Komenatrz Prezydenta Pracodawców RP do składu rządu premier Ewy Kopacz

Skład rządu premier Ewy Kopacz nie różni się zanadto od gabinetu premiera Donalda Tuska. Nie potwierdziły się spekulacje medialne, w których na praktycznie każde stanowisko wskazywano liczną grupkę kandydatów. Podobnie, nie potwierdziły się doniesienia o ewentualnych podziałach i fuzjach resortów. Uważam, że to racjonalne podejście.
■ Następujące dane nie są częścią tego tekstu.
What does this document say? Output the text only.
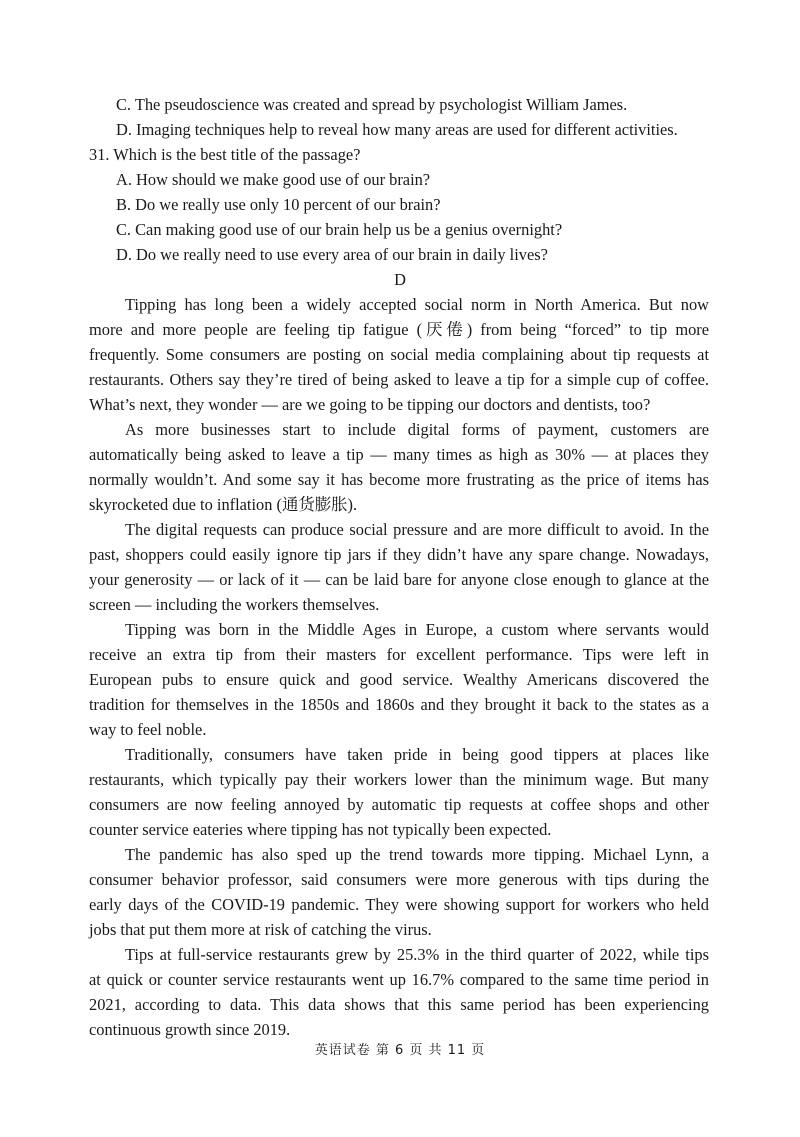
C. The pseudoscience was created and spread by psychologist William James.
D. Imaging techniques help to reveal how many areas are used for different activities.
31. Which is the best title of the passage?
A. How should we make good use of our brain?
B. Do we really use only 10 percent of our brain?
C. Can making good use of our brain help us be a genius overnight?
D. Do we really need to use every area of our brain in daily lives?
D
Tipping has long been a widely accepted social norm in North America. But now
more and more people are feeling tip fatigue (厌倦) from being “forced” to tip more
frequently. Some consumers are posting on social media complaining about tip requests at
restaurants. Others say they’re tired of being asked to leave a tip for a simple cup of coffee.
What’s next, they wonder — are we going to be tipping our doctors and dentists, too?
As more businesses start to include digital forms of payment, customers are
automatically being asked to leave a tip — many times as high as 30% — at places they
normally wouldn’t. And some say it has become more frustrating as the price of items has
skyrocketed due to inflation (通货膨胀).
The digital requests can produce social pressure and are more difficult to avoid. In the
past, shoppers could easily ignore tip jars if they didn’t have any spare change. Nowadays,
your generosity — or lack of it — can be laid bare for anyone close enough to glance at the
screen — including the workers themselves.
Tipping was born in the Middle Ages in Europe, a custom where servants would
receive an extra tip from their masters for excellent performance. Tips were left in
European pubs to ensure quick and good service. Wealthy Americans discovered the
tradition for themselves in the 1850s and 1860s and they brought it back to the states as a
way to feel noble.
Traditionally, consumers have taken pride in being good tippers at places like
restaurants, which typically pay their workers lower than the minimum wage. But many
consumers are now feeling annoyed by automatic tip requests at coffee shops and other
counter service eateries where tipping has not typically been expected.
The pandemic has also sped up the trend towards more tipping. Michael Lynn, a
consumer behavior professor, said consumers were more generous with tips during the
early days of the COVID-19 pandemic. They were showing support for workers who held
jobs that put them more at risk of catching the virus.
Tips at full-service restaurants grew by 25.3% in the third quarter of 2022, while tips
at quick or counter service restaurants went up 16.7% compared to the same time period in
2021, according to data. This data shows that this same period has been experiencing
continuous growth since 2019.
英语试卷 第 6 页 共 11 页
Na rok przed końcem kadencji obecnego parlamentu nie było żadnego powodu do przeprowadzania radykalnych zmian organizacyjnych ani osobowych.

 

Pani premier Ewa Kopacz postawiła na kontynuację i stabilizację, co powinno pozwolić na dokończenie kilku ważnych spraw i projektów, które pozostawił w spadku rząd premiera Tuska (np. zmiany w Kodeksie pracy i Kodeksie spółek handlowych, deregulacja gospodarki i ułatwianie dostępu do zawodów, Prawo restrukturyzacyjne). Nowy gabinet skupi się głównie na realizacji zapowiedzi premiera Tuska z ostatniego sierpniowego posiedzenia Sejmu, a padło wówczas sporo ważnych zapowiedzi – chociażby z ust ministrów Karpińskiego, Piechocińskiego czy Kosiniaka-Kamysza. Ważne i słuszne zmiany zapowiadał także minister administracji i cyfryzacji Rafał Trzaskowski, przedstawiając plany przyspieszenia elektronizacji administracji publicznej.

 

Z punktu widzenia przedsiębiorców najważniejsze jest, aby nowy rząd – jak każdy zresztą – skupił się na ułatwianiu prowadzenia działalności gospodarczej, znoszeniu zbędnych barier administracyjnych, a także stronił od częstych zmian przepisów, głównie podatkowych. Wydaje się, że z racji ograniczonego czasu trwania nowego gabinetu, uda się zrealizować zaledwie ostatni z postulatów. Na dobry początek premier Ewa Kopacz mogłaby zerwać ze złym zwyczajem Donalda Tuska, który unikał kontaktów z przedstawicielami biznesu. Dialog jest potrzebny dla budowania pomyślnej przyszłości polskiej gospodarki.